WASHINGTON — The Senate Judiciary Committee has issued a subpoena to force former Trump campaign manager Paul Manafort to testify at a Wednesday open hearing.
The hearing, titled “Oversight of the Foreign Agents Registration Act and Attempts to Influence U.S. Elections: Lessons Learned from Current and Prior Administrations,” is separated into two panels. Up first to testify will be Deputy Assistant Attorney General Adam Hickey from the National Security Division at the Department of Justice, FBI Assistant Director Bill Priestap of the Counterintelligence Division, and DOJ Inspector General Michael Horowitz.
The second panel, in the announcement issued by the committee, begins with Hermitage Capital Management CEO Bill Browder. It was one of Hermitage’s lawyers, Sergei Magnitsky, who discovered massive Russian government fraud that led to Magnitsky’s imprisonment, torture, and 2009 death, and the Magnitsky Act human rights sanctions against Russia passed by Congress. Browder said on his Twitter account that he plans on testifying.

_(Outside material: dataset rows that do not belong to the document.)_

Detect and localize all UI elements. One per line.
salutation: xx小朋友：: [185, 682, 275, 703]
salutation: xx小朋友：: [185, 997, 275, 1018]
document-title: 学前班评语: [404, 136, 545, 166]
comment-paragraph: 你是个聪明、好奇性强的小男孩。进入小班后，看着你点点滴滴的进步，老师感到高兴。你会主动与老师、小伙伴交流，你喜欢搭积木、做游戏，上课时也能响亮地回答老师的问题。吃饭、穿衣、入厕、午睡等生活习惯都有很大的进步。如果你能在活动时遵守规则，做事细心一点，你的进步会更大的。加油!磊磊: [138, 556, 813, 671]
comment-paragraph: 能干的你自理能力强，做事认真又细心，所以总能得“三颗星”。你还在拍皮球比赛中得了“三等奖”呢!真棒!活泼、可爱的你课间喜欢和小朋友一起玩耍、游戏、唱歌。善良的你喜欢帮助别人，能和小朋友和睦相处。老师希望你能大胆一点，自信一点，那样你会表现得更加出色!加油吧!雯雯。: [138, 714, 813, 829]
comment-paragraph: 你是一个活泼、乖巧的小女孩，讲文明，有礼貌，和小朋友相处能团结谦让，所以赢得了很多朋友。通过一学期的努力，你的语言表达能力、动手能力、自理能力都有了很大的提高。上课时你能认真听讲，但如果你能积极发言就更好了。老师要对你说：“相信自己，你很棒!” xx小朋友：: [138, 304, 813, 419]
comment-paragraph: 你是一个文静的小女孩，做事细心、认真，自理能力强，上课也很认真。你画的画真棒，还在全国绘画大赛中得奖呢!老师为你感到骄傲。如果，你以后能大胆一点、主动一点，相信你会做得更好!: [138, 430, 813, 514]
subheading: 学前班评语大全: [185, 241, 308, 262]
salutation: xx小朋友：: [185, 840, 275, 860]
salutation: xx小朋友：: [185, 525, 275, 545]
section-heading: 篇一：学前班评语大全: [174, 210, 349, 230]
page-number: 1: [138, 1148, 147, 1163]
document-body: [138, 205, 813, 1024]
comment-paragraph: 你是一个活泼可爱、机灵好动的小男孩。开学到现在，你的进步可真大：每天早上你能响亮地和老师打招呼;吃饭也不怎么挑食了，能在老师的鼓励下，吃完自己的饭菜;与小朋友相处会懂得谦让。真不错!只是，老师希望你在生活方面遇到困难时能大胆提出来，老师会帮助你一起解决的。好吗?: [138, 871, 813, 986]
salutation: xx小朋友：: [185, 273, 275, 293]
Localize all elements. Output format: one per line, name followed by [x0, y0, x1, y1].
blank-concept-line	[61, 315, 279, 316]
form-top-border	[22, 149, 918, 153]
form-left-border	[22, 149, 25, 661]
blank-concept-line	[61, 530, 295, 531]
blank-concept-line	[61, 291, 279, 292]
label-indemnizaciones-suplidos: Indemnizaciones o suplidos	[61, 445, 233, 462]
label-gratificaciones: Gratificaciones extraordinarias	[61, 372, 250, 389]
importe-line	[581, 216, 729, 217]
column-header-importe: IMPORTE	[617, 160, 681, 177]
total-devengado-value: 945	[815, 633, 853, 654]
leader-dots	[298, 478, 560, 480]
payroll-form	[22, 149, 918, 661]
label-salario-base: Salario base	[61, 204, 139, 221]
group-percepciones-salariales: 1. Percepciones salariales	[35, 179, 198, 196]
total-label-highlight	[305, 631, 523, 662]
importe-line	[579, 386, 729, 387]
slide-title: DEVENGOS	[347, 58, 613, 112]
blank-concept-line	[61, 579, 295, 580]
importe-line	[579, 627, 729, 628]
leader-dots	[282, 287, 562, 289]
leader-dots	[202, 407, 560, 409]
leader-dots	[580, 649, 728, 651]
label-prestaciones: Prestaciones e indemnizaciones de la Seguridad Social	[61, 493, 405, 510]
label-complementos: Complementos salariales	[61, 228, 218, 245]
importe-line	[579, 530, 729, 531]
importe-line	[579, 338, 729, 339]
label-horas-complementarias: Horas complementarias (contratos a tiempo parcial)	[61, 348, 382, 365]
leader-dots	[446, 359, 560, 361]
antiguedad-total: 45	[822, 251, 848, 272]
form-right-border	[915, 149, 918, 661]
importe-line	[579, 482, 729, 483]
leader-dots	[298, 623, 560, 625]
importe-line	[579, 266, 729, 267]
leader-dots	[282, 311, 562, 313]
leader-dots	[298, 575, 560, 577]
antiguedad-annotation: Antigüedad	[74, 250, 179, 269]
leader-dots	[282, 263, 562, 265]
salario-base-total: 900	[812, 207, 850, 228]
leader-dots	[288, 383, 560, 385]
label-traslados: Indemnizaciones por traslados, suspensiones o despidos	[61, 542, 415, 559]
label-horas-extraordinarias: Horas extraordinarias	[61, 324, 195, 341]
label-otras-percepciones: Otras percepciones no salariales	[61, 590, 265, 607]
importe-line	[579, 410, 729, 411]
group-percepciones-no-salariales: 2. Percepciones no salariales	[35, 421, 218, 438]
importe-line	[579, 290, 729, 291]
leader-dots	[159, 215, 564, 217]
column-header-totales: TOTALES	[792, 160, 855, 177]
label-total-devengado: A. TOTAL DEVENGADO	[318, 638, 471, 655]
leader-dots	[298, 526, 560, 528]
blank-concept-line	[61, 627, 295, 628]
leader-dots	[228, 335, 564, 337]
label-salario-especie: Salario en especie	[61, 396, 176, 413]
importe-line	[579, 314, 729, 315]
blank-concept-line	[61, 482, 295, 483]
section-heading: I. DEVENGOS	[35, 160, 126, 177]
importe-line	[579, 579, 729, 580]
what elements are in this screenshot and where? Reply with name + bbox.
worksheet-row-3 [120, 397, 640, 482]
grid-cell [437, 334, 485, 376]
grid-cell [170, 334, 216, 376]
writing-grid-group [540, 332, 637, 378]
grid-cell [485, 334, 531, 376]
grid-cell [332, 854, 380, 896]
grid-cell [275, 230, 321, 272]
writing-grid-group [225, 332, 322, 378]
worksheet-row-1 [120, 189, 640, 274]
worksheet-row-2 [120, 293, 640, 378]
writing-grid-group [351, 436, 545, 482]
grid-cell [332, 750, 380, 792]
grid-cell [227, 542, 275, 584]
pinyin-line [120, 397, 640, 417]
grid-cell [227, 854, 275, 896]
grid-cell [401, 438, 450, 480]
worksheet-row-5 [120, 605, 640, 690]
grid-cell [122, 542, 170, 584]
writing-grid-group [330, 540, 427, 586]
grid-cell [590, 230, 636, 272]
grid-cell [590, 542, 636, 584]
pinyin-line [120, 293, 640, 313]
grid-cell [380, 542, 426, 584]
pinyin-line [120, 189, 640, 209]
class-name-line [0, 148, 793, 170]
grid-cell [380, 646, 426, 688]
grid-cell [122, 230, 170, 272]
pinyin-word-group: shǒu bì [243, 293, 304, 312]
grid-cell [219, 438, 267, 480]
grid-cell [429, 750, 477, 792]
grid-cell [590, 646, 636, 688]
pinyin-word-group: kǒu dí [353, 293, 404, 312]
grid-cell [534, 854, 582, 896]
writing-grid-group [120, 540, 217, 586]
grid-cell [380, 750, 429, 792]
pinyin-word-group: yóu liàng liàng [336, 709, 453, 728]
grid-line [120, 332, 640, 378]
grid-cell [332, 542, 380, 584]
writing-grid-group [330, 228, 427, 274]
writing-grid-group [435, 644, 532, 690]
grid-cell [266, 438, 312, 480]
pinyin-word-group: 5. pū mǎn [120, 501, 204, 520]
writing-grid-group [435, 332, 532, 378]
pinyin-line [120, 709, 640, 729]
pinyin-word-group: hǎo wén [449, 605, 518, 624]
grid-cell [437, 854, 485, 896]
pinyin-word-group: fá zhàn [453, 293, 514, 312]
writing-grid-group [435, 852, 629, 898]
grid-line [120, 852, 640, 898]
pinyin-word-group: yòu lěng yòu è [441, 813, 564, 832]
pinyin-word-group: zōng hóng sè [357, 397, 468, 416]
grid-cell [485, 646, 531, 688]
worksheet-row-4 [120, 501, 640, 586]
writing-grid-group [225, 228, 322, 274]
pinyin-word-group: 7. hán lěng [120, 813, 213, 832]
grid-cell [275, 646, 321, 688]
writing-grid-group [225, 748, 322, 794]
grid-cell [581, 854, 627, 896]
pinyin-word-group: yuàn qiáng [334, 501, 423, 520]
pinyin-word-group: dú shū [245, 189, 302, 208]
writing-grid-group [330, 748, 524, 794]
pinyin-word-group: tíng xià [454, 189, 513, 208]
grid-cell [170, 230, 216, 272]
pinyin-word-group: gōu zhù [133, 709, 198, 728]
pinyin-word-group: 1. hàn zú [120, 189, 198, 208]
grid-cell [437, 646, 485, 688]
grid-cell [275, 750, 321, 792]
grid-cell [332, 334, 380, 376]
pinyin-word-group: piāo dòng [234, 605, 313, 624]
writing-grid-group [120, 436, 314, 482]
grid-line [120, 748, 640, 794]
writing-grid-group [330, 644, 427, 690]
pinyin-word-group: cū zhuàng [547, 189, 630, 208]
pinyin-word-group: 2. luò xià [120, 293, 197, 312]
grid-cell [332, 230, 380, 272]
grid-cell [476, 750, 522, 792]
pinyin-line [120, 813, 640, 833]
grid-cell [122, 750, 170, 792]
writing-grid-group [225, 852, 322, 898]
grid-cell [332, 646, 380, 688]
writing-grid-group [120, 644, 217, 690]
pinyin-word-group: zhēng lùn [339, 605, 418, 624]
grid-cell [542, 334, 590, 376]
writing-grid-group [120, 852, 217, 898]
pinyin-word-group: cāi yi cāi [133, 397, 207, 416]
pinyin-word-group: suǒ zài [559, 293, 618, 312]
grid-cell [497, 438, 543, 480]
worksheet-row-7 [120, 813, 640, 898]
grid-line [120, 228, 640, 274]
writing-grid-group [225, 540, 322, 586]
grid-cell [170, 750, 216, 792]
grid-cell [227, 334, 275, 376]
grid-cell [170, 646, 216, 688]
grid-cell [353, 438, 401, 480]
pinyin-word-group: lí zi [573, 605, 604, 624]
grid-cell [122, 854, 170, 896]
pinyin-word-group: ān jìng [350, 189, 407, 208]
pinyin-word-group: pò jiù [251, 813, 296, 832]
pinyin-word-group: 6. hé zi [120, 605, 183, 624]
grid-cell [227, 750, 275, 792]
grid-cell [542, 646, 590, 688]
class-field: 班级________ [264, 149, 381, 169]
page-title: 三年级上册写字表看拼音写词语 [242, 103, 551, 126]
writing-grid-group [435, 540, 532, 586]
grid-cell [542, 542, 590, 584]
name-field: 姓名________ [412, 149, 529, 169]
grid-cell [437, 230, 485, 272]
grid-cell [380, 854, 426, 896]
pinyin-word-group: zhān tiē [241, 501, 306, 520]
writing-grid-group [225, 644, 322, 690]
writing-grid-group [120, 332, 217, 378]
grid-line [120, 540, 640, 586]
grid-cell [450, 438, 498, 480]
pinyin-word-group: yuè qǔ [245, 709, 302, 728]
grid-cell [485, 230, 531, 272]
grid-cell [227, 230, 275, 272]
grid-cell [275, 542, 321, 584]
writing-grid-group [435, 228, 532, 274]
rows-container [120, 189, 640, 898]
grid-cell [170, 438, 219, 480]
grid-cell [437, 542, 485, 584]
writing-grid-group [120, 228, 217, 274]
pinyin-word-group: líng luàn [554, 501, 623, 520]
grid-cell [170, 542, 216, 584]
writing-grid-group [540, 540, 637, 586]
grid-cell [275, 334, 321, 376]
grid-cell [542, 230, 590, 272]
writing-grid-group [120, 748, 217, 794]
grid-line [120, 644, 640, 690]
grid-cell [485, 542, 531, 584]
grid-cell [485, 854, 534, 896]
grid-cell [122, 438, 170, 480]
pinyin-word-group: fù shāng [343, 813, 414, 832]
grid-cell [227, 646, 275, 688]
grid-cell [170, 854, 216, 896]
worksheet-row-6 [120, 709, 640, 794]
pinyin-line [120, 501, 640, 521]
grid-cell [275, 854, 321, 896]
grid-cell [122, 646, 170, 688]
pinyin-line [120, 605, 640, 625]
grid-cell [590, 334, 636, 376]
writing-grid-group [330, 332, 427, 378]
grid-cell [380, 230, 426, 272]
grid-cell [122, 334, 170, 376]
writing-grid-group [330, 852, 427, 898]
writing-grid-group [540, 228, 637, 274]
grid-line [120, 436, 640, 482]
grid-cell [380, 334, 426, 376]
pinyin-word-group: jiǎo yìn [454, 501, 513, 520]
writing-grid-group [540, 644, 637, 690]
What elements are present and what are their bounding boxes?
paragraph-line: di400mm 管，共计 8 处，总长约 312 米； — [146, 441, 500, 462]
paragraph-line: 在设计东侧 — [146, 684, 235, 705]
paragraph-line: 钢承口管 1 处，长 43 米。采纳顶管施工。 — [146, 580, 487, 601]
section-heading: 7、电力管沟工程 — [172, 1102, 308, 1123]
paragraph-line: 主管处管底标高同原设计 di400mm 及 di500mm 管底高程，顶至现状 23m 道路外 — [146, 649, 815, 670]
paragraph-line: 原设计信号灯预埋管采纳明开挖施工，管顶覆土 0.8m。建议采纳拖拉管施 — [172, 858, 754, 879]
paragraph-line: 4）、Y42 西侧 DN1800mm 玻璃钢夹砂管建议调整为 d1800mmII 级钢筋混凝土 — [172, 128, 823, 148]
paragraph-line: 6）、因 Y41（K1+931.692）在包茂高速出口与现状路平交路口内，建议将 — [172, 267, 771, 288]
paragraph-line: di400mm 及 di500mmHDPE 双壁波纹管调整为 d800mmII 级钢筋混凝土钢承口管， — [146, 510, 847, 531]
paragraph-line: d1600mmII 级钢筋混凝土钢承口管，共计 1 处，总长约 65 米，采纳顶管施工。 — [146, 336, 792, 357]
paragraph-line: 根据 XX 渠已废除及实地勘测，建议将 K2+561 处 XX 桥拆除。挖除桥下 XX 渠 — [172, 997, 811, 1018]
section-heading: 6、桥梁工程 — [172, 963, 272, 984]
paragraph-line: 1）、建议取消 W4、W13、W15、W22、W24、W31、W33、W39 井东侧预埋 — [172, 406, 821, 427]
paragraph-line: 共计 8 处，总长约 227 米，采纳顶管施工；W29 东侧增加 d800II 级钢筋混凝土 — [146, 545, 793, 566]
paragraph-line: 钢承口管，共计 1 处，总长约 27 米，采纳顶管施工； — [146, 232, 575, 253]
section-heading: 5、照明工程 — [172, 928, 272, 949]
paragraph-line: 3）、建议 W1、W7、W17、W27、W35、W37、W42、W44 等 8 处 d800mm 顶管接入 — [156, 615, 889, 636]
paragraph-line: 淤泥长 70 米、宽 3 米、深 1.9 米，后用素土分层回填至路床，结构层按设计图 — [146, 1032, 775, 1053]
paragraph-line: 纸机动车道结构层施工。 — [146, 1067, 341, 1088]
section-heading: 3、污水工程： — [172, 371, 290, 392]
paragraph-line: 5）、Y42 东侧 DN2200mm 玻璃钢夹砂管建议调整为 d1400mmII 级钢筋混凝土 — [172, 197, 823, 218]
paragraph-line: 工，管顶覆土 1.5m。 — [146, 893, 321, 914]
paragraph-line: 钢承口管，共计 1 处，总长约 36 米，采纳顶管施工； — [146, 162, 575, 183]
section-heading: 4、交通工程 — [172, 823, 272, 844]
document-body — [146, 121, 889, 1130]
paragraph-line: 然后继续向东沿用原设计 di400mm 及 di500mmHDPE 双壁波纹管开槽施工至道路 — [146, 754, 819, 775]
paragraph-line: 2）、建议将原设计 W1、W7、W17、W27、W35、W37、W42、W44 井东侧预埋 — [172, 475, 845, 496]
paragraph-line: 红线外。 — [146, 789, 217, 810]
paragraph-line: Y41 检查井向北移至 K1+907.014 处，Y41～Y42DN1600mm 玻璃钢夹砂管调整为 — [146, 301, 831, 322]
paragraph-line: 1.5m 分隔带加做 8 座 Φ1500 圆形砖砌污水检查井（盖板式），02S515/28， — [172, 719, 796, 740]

Also on the witness list was Glenn Simpson of Fusion GPS, the company that was hired by Republicans in 2015 to do opposition research on Donald Trump and then retained by Democrats after Trump secured the GOP nomination. The firm used former MI-6 agent Christopher Steele to research Trump, information that would compose the infamous dossier that began circulating during campaign season and was brought to the attention of President Obama and President-elect Trump by the intelligence community in January.
Politico reported this morning that the Judiciary Committee is pulling back on its subpoena to compel Simpson to testify in public. Instead, the committee is amenable to Simpson testifying behind closed doors.
Manafort and Donald Trump Jr. round out the witness list. In a joint statement today, Chairman Chuck Grassley (R-Iowa) and Ranking Member Dianne Feinstein (D-Calif.) said that “while we were willing to accommodate Mr. Manafort’s request to cooperate with the committee’s investigation without appearing at Wednesday’s hearing, we were unable to reach an agreement for a voluntary transcribed interview with the Judiciary Committee.”
“Mr. Manafort, through his attorney, said that he would be willing to provide only a single transcribed interview to Congress, which would not be available to the Judiciary Committee members or staff,” Grassley and Feinstein added. “While the Judiciary Committee was willing to cooperate on equal terms with any other committee to accommodate Mr. Manafort’s request, ultimately that was not possible. Therefore, yesterday evening, a subpoena was issued to compel Mr. Manafort’s participation in Wednesday’s hearing.”
“As with other witnesses, we may be willing to excuse him from Wednesday’s hearing if he would be willing to agree to production of documents and a transcribed interview, with the understanding that the interview would not constitute a waiver of his rights or prejudice the committee’s right to compel his testimony in the future.”
The committee said last week that both Trump Jr. and Manafort, through their attorneys, “agreed to negotiate to provide the committee with documents and be interviewed by committee members and staff prior to a public hearing.”
The Judiciary panel has not yet said what it will do with Trump Jr.